There is a great deal of what I do that is best done in isolation, with no interruptions. I find that I write best in the dark hours, when the house is quiet, and there are no interruptions– or at least that’s when I am *able* to write. But the inspiration for writing has to come from a more social world, and my brain needs other people to engage it sometimes.

That became clear to me when I stood up and guided a session at the recent SocialDevCampEast here in Baltimore, and then participated in several more. Part of it is ego, and part of it is just plain human need — I like the feedback that comes with gettting up and talking and thinking on my feet, and I like talking about things I’m passionate about. As solitary as I am most of the time, I am a social animal, and given my usual isolation, I find that I need approval and acceptance all the more so when I get the opportunity.

In other words, I’m a needy, egotistical serial loner. Quite the personality profile.

But, as it turns out, a lot of other very smart people are also needy, egotistical serial loners looking to be more social. One of the conversations at SocialDevCampEast was about co-working.
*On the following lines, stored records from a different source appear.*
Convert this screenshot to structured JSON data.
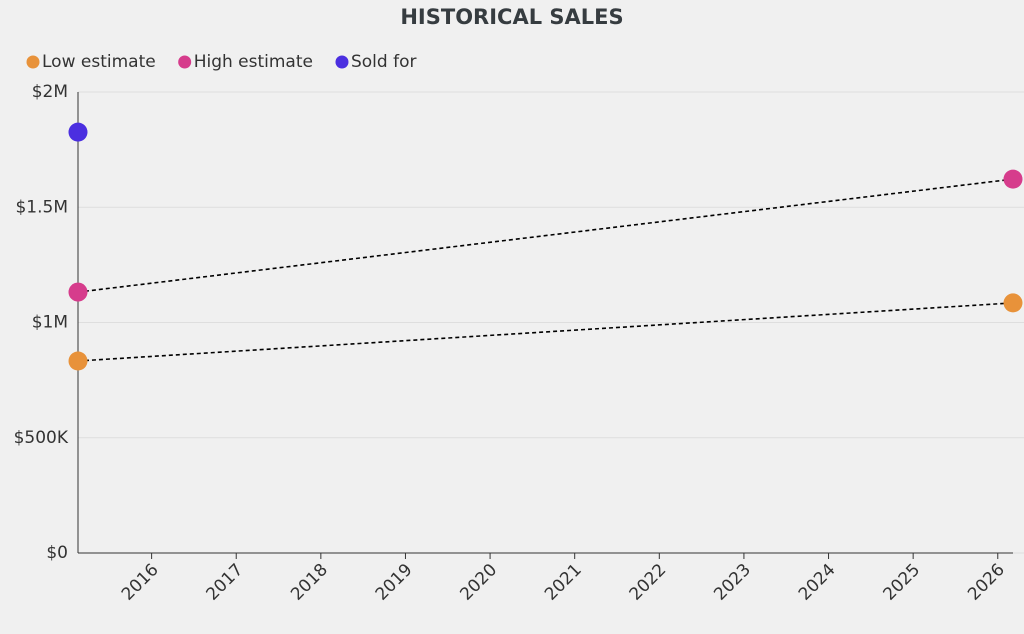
{
  "chart_data": {
    "type": "scatter",
    "title": "HISTORICAL SALES",
    "x": [
      2015.13,
      2026.18
    ],
    "series": [
      {
        "name": "Low estimate",
        "color": "#e8923a",
        "values": [
          833000,
          1085000
        ]
      },
      {
        "name": "High estimate",
        "color": "#d63c8c",
        "values": [
          1132000,
          1622000
        ]
      },
      {
        "name": "Sold for",
        "color": "#4b2fe0",
        "values": [
          1826000,
          null
        ]
      }
    ],
    "line_color": "#000000",
    "xlim": [
      2015.13,
      2026.18
    ],
    "xticks": [
      2016,
      2017,
      2018,
      2019,
      2020,
      2021,
      2022,
      2023,
      2024,
      2025,
      2026
    ],
    "ylim": [
      0,
      2000000
    ],
    "yticks": [
      {
        "value": 0,
        "label": "$0"
      },
      {
        "value": 500000,
        "label": "$500K"
      },
      {
        "value": 1000000,
        "label": "$1M"
      },
      {
        "value": 1500000,
        "label": "$1.5M"
      },
      {
        "value": 2000000,
        "label": "$2M"
      }
    ],
    "grid": true,
    "legend": "top-left"
  }
}
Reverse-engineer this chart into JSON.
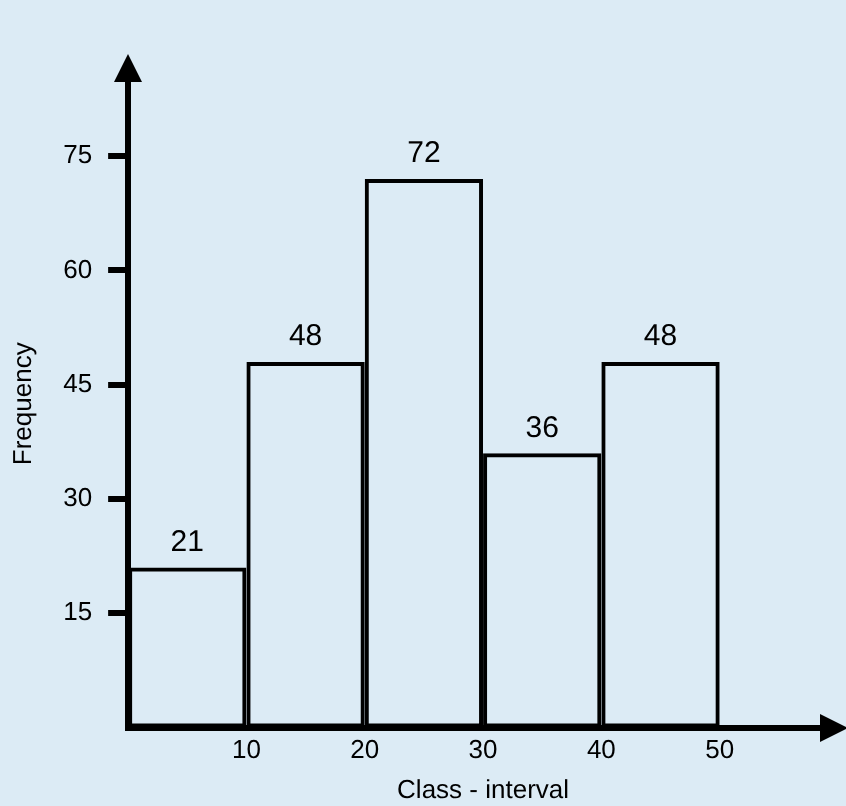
{
  "chart_data": {
    "type": "histogram",
    "xlabel": "Class - interval",
    "ylabel": "Frequency",
    "bins": [
      0,
      10,
      20,
      30,
      40,
      50
    ],
    "values": [
      21,
      48,
      72,
      36,
      48
    ],
    "color": "#000000",
    "xlim": [
      0,
      60
    ],
    "xticks": [
      10,
      20,
      30,
      40,
      50
    ],
    "ylim": [
      0,
      85
    ],
    "yticks": [
      15,
      30,
      45,
      60,
      75
    ],
    "grid": false,
    "data_labels": true
  }
}
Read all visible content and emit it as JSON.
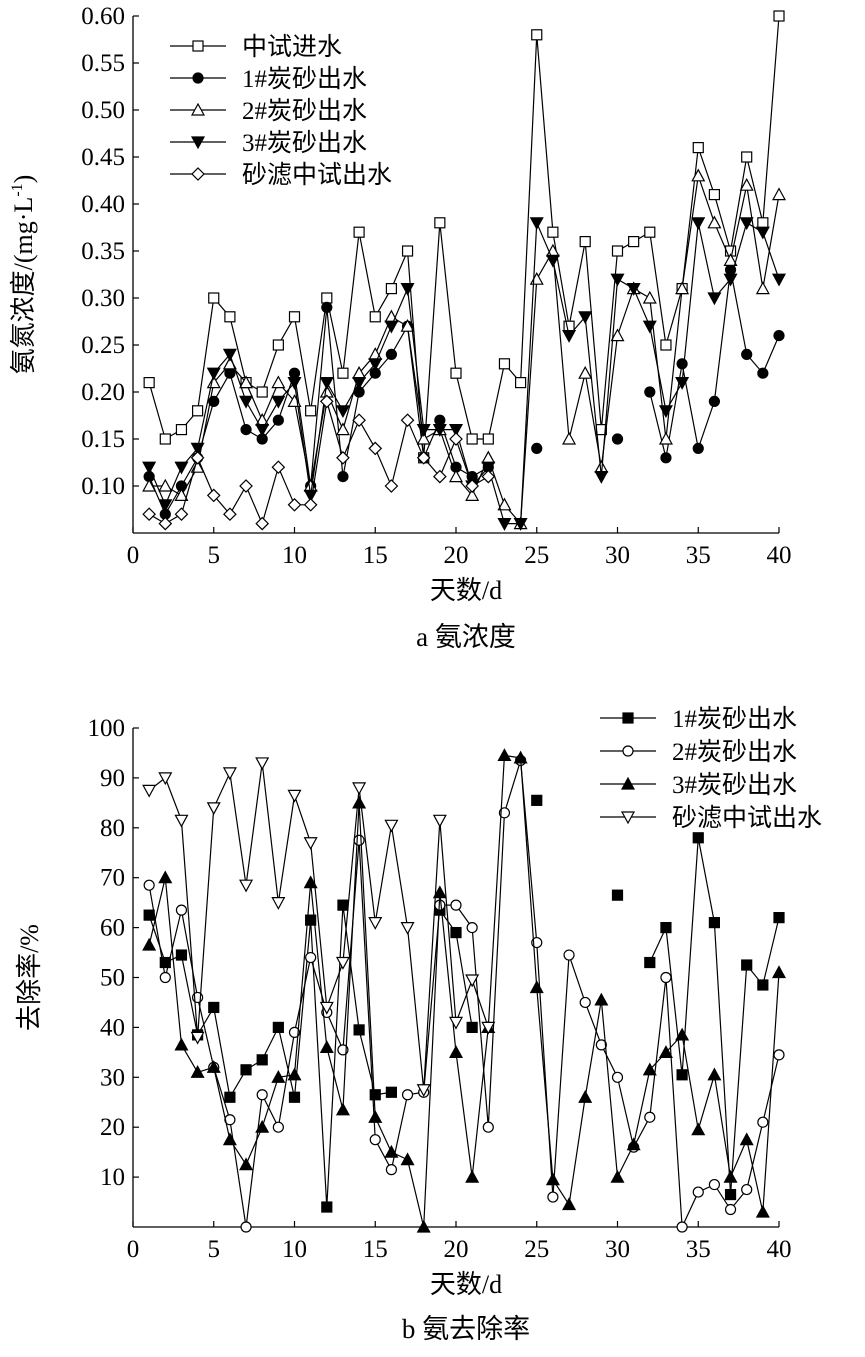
{
  "chart_data": [
    {
      "type": "line",
      "caption": "a 氨浓度",
      "xlabel": "天数/d",
      "ylabel": "氨氮浓度/(mg·L",
      "ylabel_sup": "-1",
      "ylabel_close": ")",
      "xlim": [
        0,
        40
      ],
      "ylim": [
        0.05,
        0.6
      ],
      "xticks": [
        "0",
        "5",
        "10",
        "15",
        "20",
        "25",
        "30",
        "35",
        "40"
      ],
      "yticks": [
        "0.10",
        "0.15",
        "0.20",
        "0.25",
        "0.30",
        "0.35",
        "0.40",
        "0.45",
        "0.50",
        "0.55",
        "0.60"
      ],
      "legend_position": "top-left",
      "x": [
        1,
        2,
        3,
        4,
        5,
        6,
        7,
        8,
        9,
        10,
        11,
        12,
        13,
        14,
        15,
        16,
        17,
        18,
        19,
        20,
        21,
        22,
        23,
        24,
        25,
        26,
        27,
        28,
        29,
        30,
        31,
        32,
        33,
        34,
        35,
        36,
        37,
        38,
        39,
        40
      ],
      "series": [
        {
          "name": "中试进水",
          "marker": "square-open",
          "values": [
            0.21,
            0.15,
            0.16,
            0.18,
            0.3,
            0.28,
            0.21,
            0.2,
            0.25,
            0.28,
            0.18,
            0.3,
            0.22,
            0.37,
            0.28,
            0.31,
            0.35,
            0.13,
            0.38,
            0.22,
            0.15,
            0.15,
            0.23,
            0.21,
            0.58,
            0.37,
            0.27,
            0.36,
            0.16,
            0.35,
            0.36,
            0.37,
            0.25,
            0.31,
            0.46,
            0.41,
            0.35,
            0.45,
            0.38,
            0.6
          ]
        },
        {
          "name": "1#炭砂出水",
          "marker": "circle-filled",
          "values": [
            0.11,
            0.07,
            0.1,
            0.13,
            0.19,
            0.22,
            0.16,
            0.15,
            0.17,
            0.22,
            0.1,
            0.29,
            0.11,
            0.2,
            0.22,
            0.24,
            0.27,
            0.13,
            0.17,
            0.12,
            0.11,
            0.12,
            null,
            null,
            0.14,
            null,
            null,
            null,
            null,
            0.15,
            null,
            0.2,
            0.13,
            0.23,
            0.14,
            0.19,
            0.33,
            0.24,
            0.22,
            0.26
          ]
        },
        {
          "name": "2#炭砂出水",
          "marker": "triangle-up-open",
          "values": [
            0.1,
            0.1,
            0.09,
            0.12,
            0.21,
            0.23,
            0.21,
            0.17,
            0.21,
            0.19,
            0.1,
            0.2,
            0.16,
            0.22,
            0.24,
            0.28,
            0.27,
            0.15,
            0.16,
            0.11,
            0.09,
            0.13,
            0.08,
            0.06,
            0.32,
            0.35,
            0.15,
            0.22,
            0.12,
            0.26,
            0.31,
            0.3,
            0.15,
            0.31,
            0.43,
            0.38,
            0.34,
            0.42,
            0.31,
            0.41
          ]
        },
        {
          "name": "3#炭砂出水",
          "marker": "triangle-down-filled",
          "values": [
            0.12,
            0.08,
            0.12,
            0.14,
            0.22,
            0.24,
            0.19,
            0.16,
            0.19,
            0.21,
            0.09,
            0.21,
            0.18,
            0.21,
            0.23,
            0.27,
            0.31,
            0.16,
            0.16,
            0.16,
            0.1,
            0.12,
            0.06,
            0.06,
            0.38,
            0.34,
            0.26,
            0.28,
            0.11,
            0.32,
            0.31,
            0.27,
            0.18,
            0.21,
            0.38,
            0.3,
            0.32,
            0.38,
            0.37,
            0.32
          ]
        },
        {
          "name": "砂滤中试出水",
          "marker": "diamond-open",
          "values": [
            0.07,
            0.06,
            0.07,
            0.13,
            0.09,
            0.07,
            0.1,
            0.06,
            0.12,
            0.08,
            0.08,
            0.19,
            0.13,
            0.17,
            0.14,
            0.1,
            0.17,
            0.13,
            0.11,
            0.15,
            0.1,
            0.11,
            null,
            null,
            null,
            null,
            null,
            null,
            null,
            null,
            null,
            null,
            null,
            null,
            null,
            null,
            null,
            null,
            null,
            null
          ]
        }
      ]
    },
    {
      "type": "line",
      "caption": "b 氨去除率",
      "xlabel": "天数/d",
      "ylabel": "去除率/%",
      "xlim": [
        0,
        40
      ],
      "ylim": [
        0,
        100
      ],
      "xticks": [
        "0",
        "5",
        "10",
        "15",
        "20",
        "25",
        "30",
        "35",
        "40"
      ],
      "yticks": [
        "10",
        "20",
        "30",
        "40",
        "50",
        "60",
        "70",
        "80",
        "90",
        "100"
      ],
      "legend_position": "top-right",
      "x": [
        1,
        2,
        3,
        4,
        5,
        6,
        7,
        8,
        9,
        10,
        11,
        12,
        13,
        14,
        15,
        16,
        17,
        18,
        19,
        20,
        21,
        22,
        23,
        24,
        25,
        26,
        27,
        28,
        29,
        30,
        31,
        32,
        33,
        34,
        35,
        36,
        37,
        38,
        39,
        40
      ],
      "series": [
        {
          "name": "1#炭砂出水",
          "marker": "square-filled",
          "values": [
            62.5,
            53.0,
            54.5,
            38.5,
            44.0,
            26.0,
            31.5,
            33.5,
            40.0,
            26.0,
            61.5,
            4.0,
            64.5,
            39.5,
            26.5,
            27.0,
            null,
            null,
            63.5,
            59.0,
            40.0,
            null,
            null,
            null,
            85.5,
            null,
            null,
            null,
            null,
            66.5,
            null,
            53.0,
            60.0,
            30.5,
            78.0,
            61.0,
            6.5,
            52.5,
            48.5,
            62.0
          ]
        },
        {
          "name": "2#炭砂出水",
          "marker": "circle-open",
          "values": [
            68.5,
            50.0,
            63.5,
            46.0,
            32.0,
            21.5,
            0.0,
            26.5,
            20.0,
            39.0,
            54.0,
            43.0,
            35.5,
            77.5,
            17.5,
            11.5,
            26.5,
            27.0,
            64.5,
            64.5,
            60.0,
            20.0,
            83.0,
            93.5,
            57.0,
            6.0,
            54.5,
            45.0,
            36.5,
            30.0,
            16.0,
            22.0,
            50.0,
            0.0,
            7.0,
            8.5,
            3.5,
            7.5,
            21.0,
            34.5
          ]
        },
        {
          "name": "3#炭砂出水",
          "marker": "triangle-up-filled",
          "values": [
            56.5,
            70.0,
            36.5,
            31.0,
            32.0,
            17.5,
            12.5,
            20.0,
            30.0,
            30.5,
            69.0,
            36.0,
            23.5,
            85.0,
            22.0,
            15.0,
            13.5,
            0.0,
            67.0,
            35.0,
            10.0,
            40.0,
            94.5,
            94.0,
            48.0,
            9.5,
            4.5,
            26.0,
            45.5,
            10.0,
            16.5,
            31.5,
            35.0,
            38.5,
            19.5,
            30.5,
            10.0,
            17.5,
            3.0,
            51.0
          ]
        },
        {
          "name": "砂滤中试出水",
          "marker": "triangle-down-open",
          "values": [
            87.5,
            90.0,
            81.5,
            38.0,
            84.0,
            91.0,
            68.5,
            93.0,
            65.0,
            86.5,
            77.0,
            44.0,
            53.0,
            88.0,
            61.0,
            80.5,
            60.0,
            27.5,
            81.5,
            41.0,
            49.5,
            40.0,
            null,
            null,
            null,
            null,
            null,
            null,
            null,
            null,
            null,
            null,
            null,
            null,
            null,
            null,
            null,
            null,
            null,
            null
          ]
        }
      ]
    }
  ]
}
Dave Troy, who I used to occasionally co-guest with on the Marc Steiner Show (on what was then WJHU, along with Eric Monti) , is leading ab effort to bring co-working in the style of Philadelphia’s Indy Hall to Baltimore. Co-working, for the uninitiated, is a social approach to independent info-working, providing the professional and creative benefits of networking and idea bouncing for those who might itherwise spend the day talking to their cat.

So far, the Beehive group has been meeting at Blue House, a Fells Point coffee shop, and doing Tuesday and Thursday “jellies”-sessions where people loosely show up and work in each other’s company and leech off the establishment’s wifi. But plans are in the works for an actual shared space in Canton.

I, unfortunately, have yet to get to a jelly. But I think I’ll be trying to frequent the shared space when it opens, being as it beats driving to Falls Church for a day in the office.